Non c’è lettore che non faccia notare quanto densa sia la pagina di Modiano. Ogni capitolo è un tableau vivant, in cui la scena presenta vivi e immobili personaggi intenti a fissarsi l’un l’altro, o totalmente assorti nella contemplazione, di una vetrata che dà su un boulevard come di un documento che si sottrae ostinatamente a un’interpretazione definitiva. Persa ormai per sempre la chiave di cifratura, ogni scena del presente o del passato presenta un enigma irrecuperabile. La ragione di questo dissesto sta nella assoluta discontinuità spazio-temporale: l’io non è un io, non somiglia a se stesso più di quanto somigli a un altro, forse opposto o odiato, la città le sue strade le case non somigliano a quelle di cui la memoria riporta frammenti incongrui, e dunque non c’è consistenza né per quanto riguarda il presente né per il passato. L’unico elemento potenzialmente in grado di operare il riconoscimento, di sostenere l’identità e dunque di garantire una possibile continuità tra i frammenti irrelati o è assente o è morto. E quei frammenti galleggiano disancorati sul pelo di un’acqua torbida e profonda.

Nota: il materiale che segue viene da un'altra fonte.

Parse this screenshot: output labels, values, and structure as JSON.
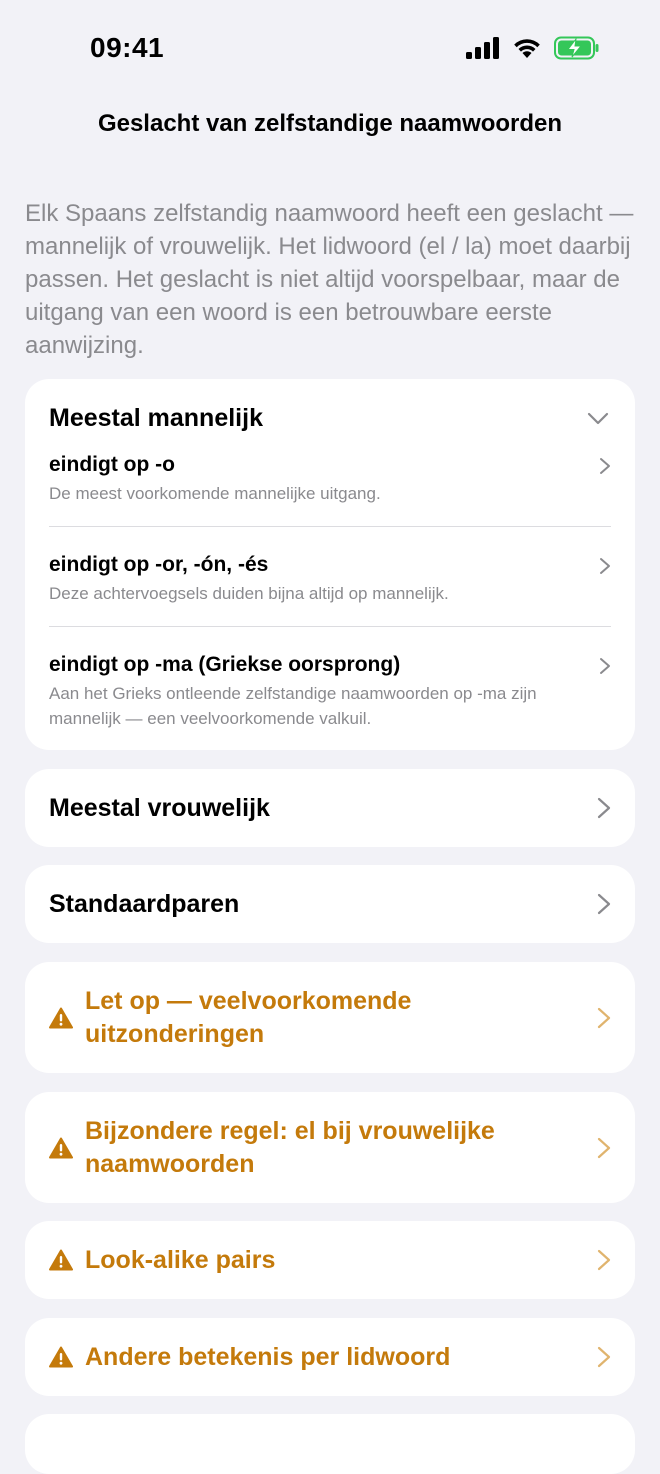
{
  "status": {
    "time": "09:41"
  },
  "nav": {
    "title": "Geslacht van zelfstandige naamwoorden"
  },
  "intro": "Elk Spaans zelfstandig naamwoord heeft een geslacht — mannelijk of vrouwelijk. Het lidwoord (el / la) moet daarbij passen. Het geslacht is niet altijd voorspelbaar, maar de uitgang van een woord is een betrouwbare eerste aanwijzing.",
  "sections": {
    "masculine": {
      "title": "Meestal mannelijk",
      "rows": [
        {
          "title": "eindigt op -o",
          "desc": "De meest voorkomende mannelijke uitgang."
        },
        {
          "title": "eindigt op -or, -ón, -és",
          "desc": "Deze achtervoegsels duiden bijna altijd op mannelijk."
        },
        {
          "title": "eindigt op -ma (Griekse oorsprong)",
          "desc": "Aan het Grieks ontleende zelfstandige naamwoorden op -ma zijn mannelijk — een veelvoorkomende valkuil."
        }
      ]
    },
    "feminine": {
      "title": "Meestal vrouwelijk"
    },
    "pairs": {
      "title": "Standaardparen"
    },
    "exceptions": {
      "title": "Let op — veelvoorkomende uitzonderingen"
    },
    "special_rule": {
      "title": "Bijzondere regel: el bij vrouwelijke naamwoorden"
    },
    "lookalike": {
      "title": "Look-alike pairs"
    },
    "meaning": {
      "title": "Andere betekenis per lidwoord"
    }
  },
  "colors": {
    "warning": "#c47a0b",
    "battery": "#34c759"
  }
}
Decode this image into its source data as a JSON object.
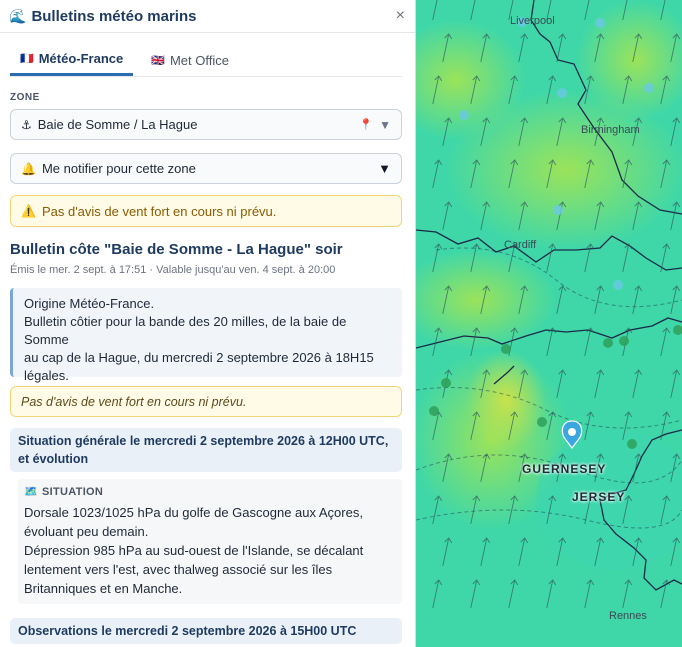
{
  "header": {
    "icon": "🌊",
    "title": "Bulletins météo marins",
    "close": "×"
  },
  "tabs": [
    {
      "flag": "🇫🇷",
      "label": "Météo-France"
    },
    {
      "flag": "🇬🇧",
      "label": "Met Office"
    }
  ],
  "zone": {
    "label": "ZONE",
    "icon": "⚓",
    "selected": "Baie de Somme / La Hague",
    "pin_icon": "📍",
    "arrow": "▼"
  },
  "notify": {
    "icon": "🔔",
    "label": "Me notifier pour cette zone",
    "arrow": "▼"
  },
  "alert": {
    "icon": "⚠️",
    "text": "Pas d'avis de vent fort en cours ni prévu."
  },
  "bulletin": {
    "title": "Bulletin côte \"Baie de Somme - La Hague\" soir",
    "meta": "Émis le mer. 2 sept. à 17:51 · Valable jusqu'au ven. 4 sept. à 20:00",
    "info_lines": [
      "Origine Météo-France.",
      "Bulletin côtier pour la bande des 20 milles, de la baie de Somme",
      "au cap de la Hague, du mercredi 2 septembre 2026 à 18H15",
      "légales."
    ],
    "note": "Pas d'avis de vent fort en cours ni prévu."
  },
  "sections": {
    "situation_head": "Situation générale le mercredi 2 septembre 2026 à 12H00 UTC, et évolution",
    "situation_label": "SITUATION",
    "situation_icon": "🗺️",
    "situation_lines": [
      "Dorsale 1023/1025 hPa du golfe de Gascogne aux Açores,",
      "évoluant peu demain.",
      "Dépression 985 hPa au sud-ouest de l'Islande, se décalant",
      "lentement vers l'est, avec thalweg associé sur les îles",
      "Britanniques et en Manche."
    ],
    "observations_head": "Observations le mercredi 2 septembre 2026 à 15H00 UTC"
  },
  "map": {
    "labels": {
      "liverpool": "Liverpool",
      "birmingham": "Birmingham",
      "cardiff": "Cardiff",
      "guernesey": "GUERNESEY",
      "jersey": "JERSEY",
      "rennes": "Rennes"
    },
    "colors": {
      "sea": "#3fd7a8",
      "land_green": "#8ee05a",
      "coast": "#1b2a4a",
      "marker": "#3ba7e0"
    }
  }
}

Ma Modiano è Modiano perché di tutto questo fa una potente macchina narrativa in cui si alternano con sapienza pensieri slegati e frustranti, scarne parole e silenzi smarriti e profondissimi. E quello spessore che tanto colpisce impone un’attenzione concentratissima, poiché egli dispone con esattezza parole e sottrazione di parole, e tutto il non detto preme e pesa sulla pagina tanto da richiedere una parcellizzazione della lettura. Non si può leggere Modiano ‘di fretta’, perché le sue 123 pagine aprono continuamente sull’implicito, sempre preponderante rispetto all’esplicito. La storia di Jean è anche allegoria di una nazione e di una civiltà che ha smarrito qualcosa di sé. Dunque ogni elemento ha un peso specifico particolare. Un taccuino, per esempio, non è solo un oggetto di uso quotidiano, che può essere smarrito (o rubato) e ritrovato, ma diventa la figura che in sé sussume i tratti e il ruolo di una miriade di oggetti materiali e psichici: la cattura di un nome o di un numero, l’intenzione di conservare nonostante i traumi dell’esperienza e nonostante l’incombenza dell’oblio, l’accidentalità e la volontà della memoria, la necessità di lasciarsi alle spalle, di allontanare, di chiudere una parte di sé in un punto dello spazio che si può rendere a lungo o forse per sempre inaccessibile a sé e agli altri.